Because although you'd never been there for me, you were there for the world. Out there for them to see, for them to see you standing next to me. But apparently that was never where you wanted to be. I was never good enough for you, never could I meet your needs. Maybe I was simply born beneath you, and was climbing up a shelf that you didn't want me on, a useless goal. Maybe it was your pride that made you push me away. Because you were better off alone, right? Why bother? You were a lonely beautiful. Oh so wonderful. And I won't know if you loved that so dearly as it seemed. I won't know if that was the motive, because you never let me get close enough to read the words written on your forehead. Maybe you broke the mirror, with a weapon of pride. It wasn't something worthy of looking at, you couldn't take what it reminded you of.
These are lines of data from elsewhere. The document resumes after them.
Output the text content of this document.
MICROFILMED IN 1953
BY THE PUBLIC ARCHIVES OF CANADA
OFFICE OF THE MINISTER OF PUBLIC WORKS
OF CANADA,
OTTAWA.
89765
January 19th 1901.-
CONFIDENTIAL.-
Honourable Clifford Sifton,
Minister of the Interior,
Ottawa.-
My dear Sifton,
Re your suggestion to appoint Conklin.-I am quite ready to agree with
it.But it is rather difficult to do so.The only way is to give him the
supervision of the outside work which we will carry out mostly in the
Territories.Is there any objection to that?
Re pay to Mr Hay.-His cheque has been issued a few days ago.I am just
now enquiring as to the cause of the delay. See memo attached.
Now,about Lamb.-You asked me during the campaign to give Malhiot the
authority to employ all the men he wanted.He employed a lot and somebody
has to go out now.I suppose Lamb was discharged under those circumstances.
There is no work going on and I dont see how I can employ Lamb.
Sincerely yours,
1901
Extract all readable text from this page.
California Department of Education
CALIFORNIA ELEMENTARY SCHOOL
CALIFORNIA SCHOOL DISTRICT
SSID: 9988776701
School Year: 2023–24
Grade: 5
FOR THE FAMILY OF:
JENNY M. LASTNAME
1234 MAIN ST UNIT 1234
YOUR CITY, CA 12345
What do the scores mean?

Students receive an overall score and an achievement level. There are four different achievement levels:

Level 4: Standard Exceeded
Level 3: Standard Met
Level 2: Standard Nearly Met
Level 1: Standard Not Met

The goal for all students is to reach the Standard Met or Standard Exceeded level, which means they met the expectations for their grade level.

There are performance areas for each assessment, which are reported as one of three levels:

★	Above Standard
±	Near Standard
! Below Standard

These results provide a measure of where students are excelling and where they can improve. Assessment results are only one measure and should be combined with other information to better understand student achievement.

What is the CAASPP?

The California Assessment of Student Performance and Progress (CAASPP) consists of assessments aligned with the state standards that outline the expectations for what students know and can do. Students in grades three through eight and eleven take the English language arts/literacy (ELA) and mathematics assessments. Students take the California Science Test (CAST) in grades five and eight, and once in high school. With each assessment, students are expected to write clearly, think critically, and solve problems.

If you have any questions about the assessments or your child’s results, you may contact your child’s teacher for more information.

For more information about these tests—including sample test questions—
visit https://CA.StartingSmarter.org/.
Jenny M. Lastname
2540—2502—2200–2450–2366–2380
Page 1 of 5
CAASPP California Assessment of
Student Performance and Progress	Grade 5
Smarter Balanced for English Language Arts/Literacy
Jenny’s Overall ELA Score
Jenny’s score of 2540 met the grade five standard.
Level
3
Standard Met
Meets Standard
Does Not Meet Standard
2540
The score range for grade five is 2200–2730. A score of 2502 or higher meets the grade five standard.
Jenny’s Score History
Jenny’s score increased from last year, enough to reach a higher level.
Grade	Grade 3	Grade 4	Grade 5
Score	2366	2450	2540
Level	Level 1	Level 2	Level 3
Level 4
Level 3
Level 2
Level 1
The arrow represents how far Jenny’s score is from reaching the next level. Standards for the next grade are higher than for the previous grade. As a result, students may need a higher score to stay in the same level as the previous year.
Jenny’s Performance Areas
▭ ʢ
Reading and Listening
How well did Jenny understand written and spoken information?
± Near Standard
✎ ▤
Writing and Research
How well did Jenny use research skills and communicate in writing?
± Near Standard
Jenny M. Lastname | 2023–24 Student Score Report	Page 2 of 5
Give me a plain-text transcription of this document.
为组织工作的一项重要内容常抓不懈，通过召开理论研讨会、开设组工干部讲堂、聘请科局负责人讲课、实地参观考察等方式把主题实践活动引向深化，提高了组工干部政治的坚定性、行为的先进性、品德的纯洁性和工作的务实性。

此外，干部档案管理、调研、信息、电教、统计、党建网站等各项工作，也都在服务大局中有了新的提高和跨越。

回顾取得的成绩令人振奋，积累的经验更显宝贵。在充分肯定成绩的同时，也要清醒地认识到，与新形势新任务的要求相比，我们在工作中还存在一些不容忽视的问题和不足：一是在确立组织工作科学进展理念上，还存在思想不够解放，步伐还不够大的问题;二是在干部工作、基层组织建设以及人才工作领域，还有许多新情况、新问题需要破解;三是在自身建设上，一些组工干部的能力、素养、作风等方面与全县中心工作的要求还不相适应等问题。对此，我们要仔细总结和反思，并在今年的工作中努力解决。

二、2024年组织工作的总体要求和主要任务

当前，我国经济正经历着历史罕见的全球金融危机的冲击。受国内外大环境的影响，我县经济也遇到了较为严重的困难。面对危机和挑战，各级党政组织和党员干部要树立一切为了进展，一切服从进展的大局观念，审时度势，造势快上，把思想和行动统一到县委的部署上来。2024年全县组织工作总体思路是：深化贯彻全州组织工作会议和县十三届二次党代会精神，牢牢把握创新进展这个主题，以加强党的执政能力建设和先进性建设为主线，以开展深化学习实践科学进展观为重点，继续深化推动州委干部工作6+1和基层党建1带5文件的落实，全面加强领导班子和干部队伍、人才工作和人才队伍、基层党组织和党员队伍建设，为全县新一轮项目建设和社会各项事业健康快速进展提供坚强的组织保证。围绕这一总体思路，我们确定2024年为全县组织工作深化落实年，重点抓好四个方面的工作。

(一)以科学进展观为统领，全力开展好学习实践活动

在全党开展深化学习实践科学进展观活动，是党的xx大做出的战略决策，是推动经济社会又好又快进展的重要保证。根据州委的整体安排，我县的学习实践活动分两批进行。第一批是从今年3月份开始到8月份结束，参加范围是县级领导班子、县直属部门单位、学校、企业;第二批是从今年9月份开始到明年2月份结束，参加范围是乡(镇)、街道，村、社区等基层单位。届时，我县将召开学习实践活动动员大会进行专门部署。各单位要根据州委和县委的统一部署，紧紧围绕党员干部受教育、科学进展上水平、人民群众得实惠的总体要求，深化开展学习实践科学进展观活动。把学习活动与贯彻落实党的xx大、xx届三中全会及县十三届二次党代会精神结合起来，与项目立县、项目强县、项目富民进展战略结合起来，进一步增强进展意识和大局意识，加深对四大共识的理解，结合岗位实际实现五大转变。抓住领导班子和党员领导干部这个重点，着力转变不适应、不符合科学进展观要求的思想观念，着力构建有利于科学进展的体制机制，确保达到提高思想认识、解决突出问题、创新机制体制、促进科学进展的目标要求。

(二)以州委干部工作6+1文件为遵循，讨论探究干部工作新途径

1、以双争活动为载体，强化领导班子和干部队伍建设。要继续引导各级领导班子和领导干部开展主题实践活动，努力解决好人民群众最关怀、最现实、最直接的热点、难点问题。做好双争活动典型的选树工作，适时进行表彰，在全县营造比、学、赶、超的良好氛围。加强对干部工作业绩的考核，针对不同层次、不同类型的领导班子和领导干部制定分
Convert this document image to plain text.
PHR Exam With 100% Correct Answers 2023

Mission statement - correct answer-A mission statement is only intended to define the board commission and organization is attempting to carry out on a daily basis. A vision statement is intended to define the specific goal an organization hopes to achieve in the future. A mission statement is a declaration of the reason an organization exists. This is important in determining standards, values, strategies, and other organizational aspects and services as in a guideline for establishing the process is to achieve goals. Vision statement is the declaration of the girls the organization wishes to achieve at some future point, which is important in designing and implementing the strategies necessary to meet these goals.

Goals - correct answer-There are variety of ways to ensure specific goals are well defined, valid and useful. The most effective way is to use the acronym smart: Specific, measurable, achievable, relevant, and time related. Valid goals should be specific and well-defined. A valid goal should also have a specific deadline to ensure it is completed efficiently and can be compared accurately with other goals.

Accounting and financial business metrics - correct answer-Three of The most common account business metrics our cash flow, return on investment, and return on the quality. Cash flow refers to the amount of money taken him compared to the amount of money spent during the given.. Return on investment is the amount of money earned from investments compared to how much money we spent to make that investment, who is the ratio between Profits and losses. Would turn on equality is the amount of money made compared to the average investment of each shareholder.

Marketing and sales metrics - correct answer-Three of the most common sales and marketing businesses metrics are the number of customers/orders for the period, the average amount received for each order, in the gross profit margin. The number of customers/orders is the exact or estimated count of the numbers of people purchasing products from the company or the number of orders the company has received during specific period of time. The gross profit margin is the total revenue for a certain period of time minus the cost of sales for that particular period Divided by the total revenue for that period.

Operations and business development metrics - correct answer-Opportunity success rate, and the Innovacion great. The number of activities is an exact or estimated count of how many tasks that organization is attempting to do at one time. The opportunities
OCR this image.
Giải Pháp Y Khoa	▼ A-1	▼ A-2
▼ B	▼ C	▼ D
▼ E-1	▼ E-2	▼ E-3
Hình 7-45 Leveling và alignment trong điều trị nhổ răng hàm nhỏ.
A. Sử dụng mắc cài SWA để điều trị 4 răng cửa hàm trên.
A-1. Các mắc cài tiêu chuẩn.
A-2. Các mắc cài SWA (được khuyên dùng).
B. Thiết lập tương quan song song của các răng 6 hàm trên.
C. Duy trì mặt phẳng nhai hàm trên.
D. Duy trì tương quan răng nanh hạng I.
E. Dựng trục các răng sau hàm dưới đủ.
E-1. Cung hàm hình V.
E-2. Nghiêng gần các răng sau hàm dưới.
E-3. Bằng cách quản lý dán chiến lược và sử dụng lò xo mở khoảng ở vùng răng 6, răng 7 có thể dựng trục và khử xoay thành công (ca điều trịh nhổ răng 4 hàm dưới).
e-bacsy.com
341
You were a lonely beautiful, scared to let your guard down around us. So you locked yourself away. In the dark you'll always be pretty, there's no proof that you're not.

pride in black
As you ran, I was left to stutter.
It echoed through the halls and reached all of the others. They heard my heart roar, they laughed. How could I not have seen it coming? How could I not have realised the truth behind those sharp shards I kept stepping on? After all, you were the one who threw them down. I couldn't let anyone see the bruises on my feet. Because I should've known, I should've walked a path that avoided them. So I kept my mouth shut. I would stay a silent figure. Nothing could hurt me if nothing would get through. You weren't big enough to hurt me, I would not show you had that power. I built a mask of pride. Because no matter how ugly the story may become, my character will stay untouched. Because no matter how many tears my dance down my cheeks, my face has to stay pretty.
And I can deal with that. I won't give them the satisfaction of seeing into my soul. I'll break the light into pieces if it means that I'll stay whole. After all, I am whatever it takes to survive. In the dark I'll always be pretty, there's no proof that I'm not.